9 Noch ein weiterer Schritt ist möglich. Der Mashriqu’l-Adhkár, von ‘Abdu’l-Bahá als „eine der wichtigsten Institutionen auf der Welt“ bezeichnet, vermählt zwei wesentliche, untrennbare Aspekte des Bahá’í-Lebens: Andacht und Dienst. Die Vereinigung dieser beiden spiegelt sich auch in der Kohärenz wider, die zwischen den die Gemeindebildung betreffenden Merkmalen des Planes besteht, insbesondere ein aufkeimender Geist der Andacht, der seinen Ausdruck in Gebetsversammlungen findet, wie auch ein Erziehungsprozess, der Kapazität für den Dienst an der Menschheit aufbaut. Die Wechselwirkung von Andacht und Dienst tritt besonders in jenen Clustern auf der ganzen Welt deutlich hervor, in denen Bahá’í-Gemeinden maßgeblich an Größe und Vitalität zugenommen haben und wo die Teilnahme an sozialem Handeln offenkundig ist. Einige von ihnen wurden zu Zentren für die Verbreitung von Lernen (Learning Sites) ausersehen, um so die Fähigkeit der Freunde zu nähren, das Juniorjugendprogramm in den angegliederten Regionen voranzubringen. Die Fähigkeit, dieses Programm aufrechtzuerhalten, befeuert, wie wir kürzlich aufgezeigt haben, auch die Entwicklung von Studienkreisen und Kinderklassen. So verstärkt das Lernzentrum (Learning Site), über seinen Hauptzweck hinaus, das gesamte System von Ausbreitung und Festigung. In diesen Clustern kann man in den kommenden Jahren die Entstehung von örtlichen Mashriqu’l-Adhkárs ins Auge fassen. Mit Herzen, übervoll vor Dankbarkeit gegenüber der Gesegneten Schönheit, teilen wir Ihnen hocherfreut mit, dass wir derzeit Beratungen mit den jeweiligen Nationalen Geistigen Räten aufnehmen in Bezug auf die Errichtung der ersten örtlichen Häuser der Andacht in folgenden Clustern: Battambang, Kambodscha; Bihar Sharif, Indien; Matunda Soy, Kenia; Norte del Cauca, Kolumbien; und Tanna, Vanuatu.

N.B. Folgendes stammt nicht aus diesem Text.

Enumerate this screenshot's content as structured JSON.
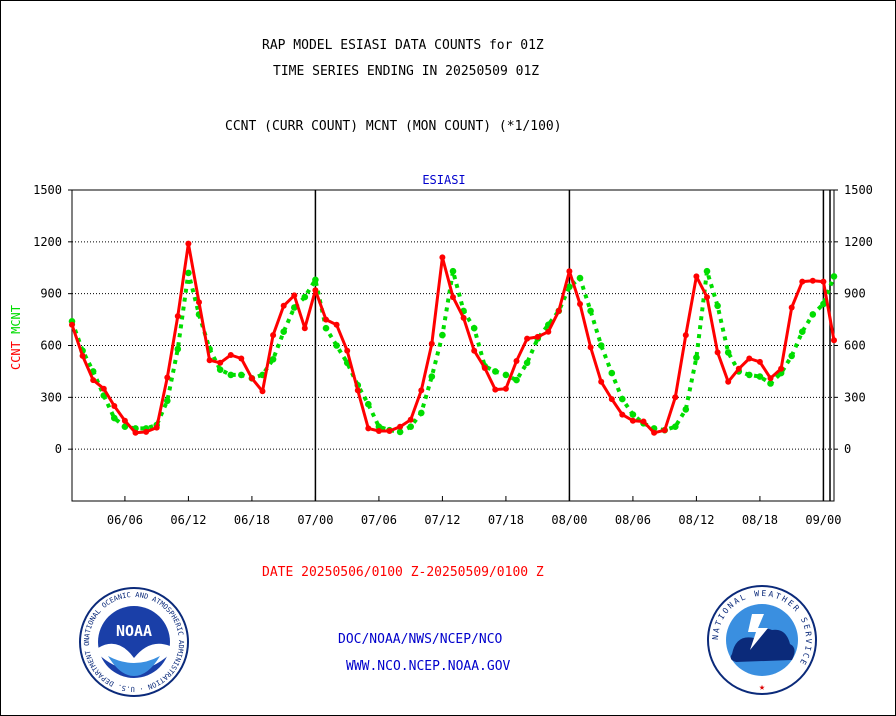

10 Um den Bau der zwei nationalen und fünf örtlichen Mashriqu’l-Adhkárs zu unterstützen, haben wir entschieden, am Bahá’í-Weltzentrum einen Tempel-Fonds zu Gunsten solcher Projekte einzurichten. Die Freunde sind allerorts eingeladen, aufopferungsvoll zu spenden, so wie ihre Mittel es erlauben.

11 Geliebte Mitarbeiter: Die vor hundert Jahren durch die Hand ‘Abdu’l-Bahás aufgebrochene Erde wird erneut in sieben weiteren Ländern aufgebrochen werden, und das ist nur das Vorspiel für den Tag, an dem in jeder Stadt und jedem Dorf, dem Gebot Bahá’u’lláhs folgend, ein Gebäude zur Anbetung des Herrn errichtet wird. Von diesen Aufgangsorten des Gedenkens Gottes werden die Strahlen Seines Lichtes scheinen und die Hymnen Seines Lobpreises erklingen.